Disegnare sul vuoto. I plexiglas di Marco Gastini
Marco Gastini, Bloccando il proprio limite, 1988, tecnica mista, 210x200 cm.
Dal 18 Ottobre 2018 al 30 Novembre 2018
Milano | Visualizza tutte le mostre a Milano
Luogo: Galleria Progettoarte-Elm
Indirizzo: via Fusetti 14
Orari: da lunedì a venerdì 16-19.30. Sabato e festivi su appuntamento
Curatori: Marco Meneguzzo
Costo del biglietto: ingresso gratuito
Telefono per informazioni: +39 02.83390437
E-Mail info: info@progettoarte-elm.com
Una piccola e sorprendente antologia di lavori accuratamente scelti: è così che si presenta la personale “Disegnare sul vuoto. I plexiglas di Marco Gastini” a cura di Marco Meneguzzo.

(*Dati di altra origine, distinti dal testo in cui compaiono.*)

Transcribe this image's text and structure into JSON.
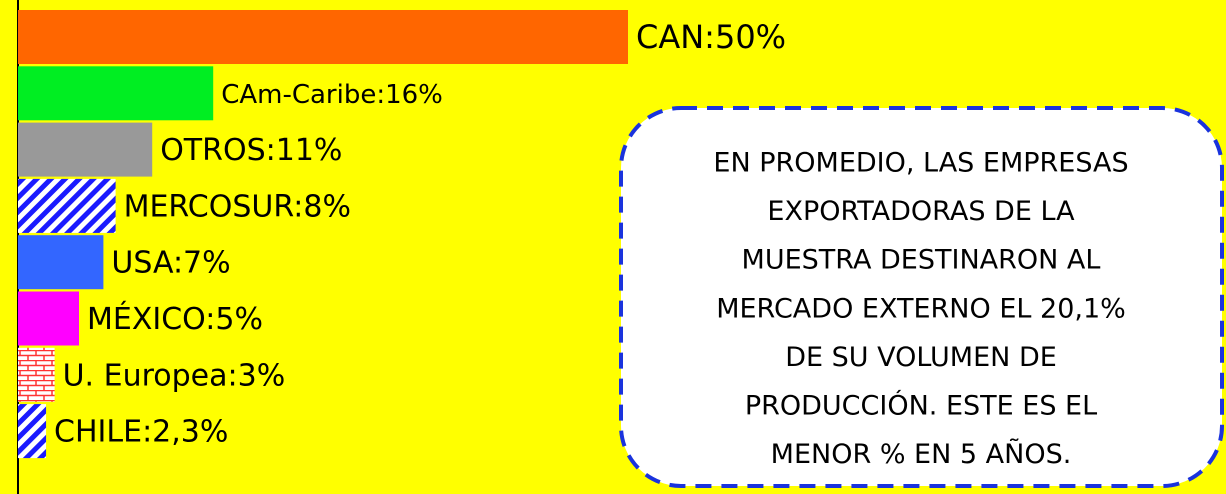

La mostra espone, dal 19 ottobre al 30 novembre 2018, alla galleria Progettoarte-Elm di Milano, una significativa selezione della produzione dell’artista torinese su supporto trasparente e intende guardare a questo speciale modo di concepireil materiale da parte di Gastini, non solo come a un geniale artificio analitico e concettuale, ma come a uno strumento espressivo più ampio, adatto anche ad azioni più emotive e a segni più espressionisti.
Per questo il pubblico si troverà di fronte a un nucleo di circa venti lavori appartenenti a vari periodi della sua carriera, in modo da poter ricontestualizzare in un percorso personale e coerente quel che sinora era stato collocato in una casella troppo definita della storia dell’arte italiana e inquadrare questa produzione su plexiglas – non molto ampia, ma significativa e continuativa – nelle scelte personali dell’artista che vanno ben oltre il periodo analitico della sua attività.
Da parte di Gastini, l’uso del plexiglas come superficie su cui porre i propri segni minimi risale ai primissimi anni Settanta, ma pochi sanno che questo tipo di supporto è stato da lui utilizzato anche nei decenni successivi.
Se, infatti, l’idea di cancellare il supporto in favore del segno può apparire in linea con lo spirito del tempo dei Settanta, negli anni Ottanta e Novanta, più inclini all’espressione pittorica, questa attitudine può sembrare lontana dai soggetti e dai modi di quel periodo: Gastini invece ha perseguito questo filone di ricerca anche in anni non sospetti, accentuando così questo suo “marchio di fabbrica”, ben oltre l’analiticità tipica degli anni Settanta.
“In altre parole – scrive il curatore Marco Meneguzzo –, questa ricerca appare non tanto legata a un’epoca storica in cui il supporto non tradizionale poteva costituire una giustificazione per l’atto pittorico, per quanto ridotto ai minimi termini – a punti, a graffi, a macchie, per quanto riguarda Gastini – ma all’intera attività personale e individuale dell’artista, tanto da essere usata e sfruttata spesso nei decenni successivi e in contesti pittorici ben più ricchi, articolati e persino narrativi”.
La mostra è corredata da un catalogobilingue (italiano e inglese) edito da Progettoarte-Elm, contenente il testo critico del curatore, la riproduzione di tutte le opere esposte e apparati bio-bibliografici aggiornati.